COULD measures designed to curb the activities of payday lenders harm the Own Art scheme run by art galleries?

Ann Petherick, a founder member of Own Art in Yorkshire, is worried that the threat of increased fees for participating galleries could lead her to close Kentmere House in Scarcroft Hill, York, after 23 years.

Under the Art Council scheme, a buyer of an artwork can spread the payment over ten months with no interest, no deposit and no charges.

“Own Art benefits everyone – buyers, artists and galleries,” says Ann. “Many galleries already operate on a shoestring, and I understand that many are so worried by the threat of increased fees and the absence of firm information that some have already withdrawn from the scheme.

“Others have said they could not continue in business without it, all of which undermines the opportunities for artists to sell their work. My experience is that many customers have been introduced to buying original art by this scheme and many of those are in low-paid employment.”

Initially, as a condition of membership, every gallery had to take out a consumer credit licence costing £50, valid for five years. In 2010, Ann’s licence renewal rose to £480.

“My view at the time was that I could not afford it, but neither could I afford not to pay it as Own Art is very important to me,” she says. “There was no mention on the licence of any further payments being demanded. Had that been the case, I would not have paid that greatly increased amount.”

In July 2012, the Financial Conduct Authority took over from the Office of Fair Trading and instructed that all licences would cease to be valid on March 31.

“We were told that we must reapply and make an ‘interim payment’ of £150 before that date,” says Ann. “However, the FCA was unable to give any information as to the amount, timing or frequency of future payments and still has not done so. We’re being expected to operate in the dark.”

Ann is aware of vague talk of possible rebates to OFT licence holders, but says: “My understanding is that when an organisation which has entered into contracts ceases to operate, its assets, liabilities, etc, transfer to the new body. The OFT licence constitutes a contract between the OFT and the gallery owner, which is not being honoured.”

The galleries are not lending money but acting as agents, she points out.

“We not only make no profit from the scheme but also run it at a loss, and the charges threatened are out of all proportion to the scale of business and the risk involved,” says Ann.

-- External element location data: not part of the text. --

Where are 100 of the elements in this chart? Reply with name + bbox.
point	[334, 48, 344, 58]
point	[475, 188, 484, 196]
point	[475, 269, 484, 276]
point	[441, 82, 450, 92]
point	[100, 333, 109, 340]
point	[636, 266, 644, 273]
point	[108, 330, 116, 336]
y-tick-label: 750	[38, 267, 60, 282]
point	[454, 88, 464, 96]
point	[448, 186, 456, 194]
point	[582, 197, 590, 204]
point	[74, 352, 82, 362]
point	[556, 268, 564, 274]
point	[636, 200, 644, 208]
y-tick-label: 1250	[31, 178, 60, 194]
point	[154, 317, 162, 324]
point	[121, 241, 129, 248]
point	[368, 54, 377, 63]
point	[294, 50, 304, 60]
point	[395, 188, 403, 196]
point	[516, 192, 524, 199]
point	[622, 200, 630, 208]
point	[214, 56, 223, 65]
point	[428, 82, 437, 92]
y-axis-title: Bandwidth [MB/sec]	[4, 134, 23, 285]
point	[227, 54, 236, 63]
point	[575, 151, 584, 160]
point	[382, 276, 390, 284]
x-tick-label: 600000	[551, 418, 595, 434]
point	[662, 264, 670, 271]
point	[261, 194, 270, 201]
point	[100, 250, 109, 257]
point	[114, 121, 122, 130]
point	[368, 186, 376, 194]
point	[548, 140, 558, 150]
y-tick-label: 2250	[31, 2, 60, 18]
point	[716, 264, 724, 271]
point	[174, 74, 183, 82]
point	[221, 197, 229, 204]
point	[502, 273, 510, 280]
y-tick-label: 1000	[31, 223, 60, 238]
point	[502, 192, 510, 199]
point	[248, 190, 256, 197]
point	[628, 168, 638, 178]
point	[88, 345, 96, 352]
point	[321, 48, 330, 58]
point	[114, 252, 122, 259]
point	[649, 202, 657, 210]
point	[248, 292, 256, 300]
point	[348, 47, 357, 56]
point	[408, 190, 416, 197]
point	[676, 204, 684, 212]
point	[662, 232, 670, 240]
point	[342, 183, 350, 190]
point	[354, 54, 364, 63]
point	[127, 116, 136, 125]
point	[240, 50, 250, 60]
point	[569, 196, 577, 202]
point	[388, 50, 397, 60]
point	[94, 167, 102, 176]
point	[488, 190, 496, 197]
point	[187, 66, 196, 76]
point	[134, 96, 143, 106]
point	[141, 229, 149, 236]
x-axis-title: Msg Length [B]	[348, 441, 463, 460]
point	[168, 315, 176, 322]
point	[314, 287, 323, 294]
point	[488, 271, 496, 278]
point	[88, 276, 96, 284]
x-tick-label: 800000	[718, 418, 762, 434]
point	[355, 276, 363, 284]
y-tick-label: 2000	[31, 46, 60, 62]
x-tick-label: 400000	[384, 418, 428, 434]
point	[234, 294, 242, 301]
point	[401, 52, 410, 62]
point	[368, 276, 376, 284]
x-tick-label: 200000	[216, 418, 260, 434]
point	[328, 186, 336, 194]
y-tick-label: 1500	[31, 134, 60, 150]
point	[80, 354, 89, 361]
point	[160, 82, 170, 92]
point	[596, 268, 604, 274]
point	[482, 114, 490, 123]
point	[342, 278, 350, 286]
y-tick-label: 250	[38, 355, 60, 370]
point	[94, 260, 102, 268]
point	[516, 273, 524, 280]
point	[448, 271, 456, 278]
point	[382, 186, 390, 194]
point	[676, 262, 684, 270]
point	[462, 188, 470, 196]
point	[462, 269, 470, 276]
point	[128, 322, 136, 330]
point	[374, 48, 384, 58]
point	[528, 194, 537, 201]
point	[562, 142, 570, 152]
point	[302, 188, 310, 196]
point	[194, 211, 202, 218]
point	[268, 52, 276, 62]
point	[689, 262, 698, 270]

“Many galleries are very small businesses indeed and both the possible amounts and the uncertainty could be enough to cause some to close, my own included.

“From their website the FCA appears to be primarily concerned with very large organisations such as banks, loan companies, etc, all with turnovers in the millions rather than mere tens of thousands. “How absurd that a scheme that makes finance available at no interest in support of the Government’s arts policy should be threatened by proposals designed to curb the activities of payday lenders.”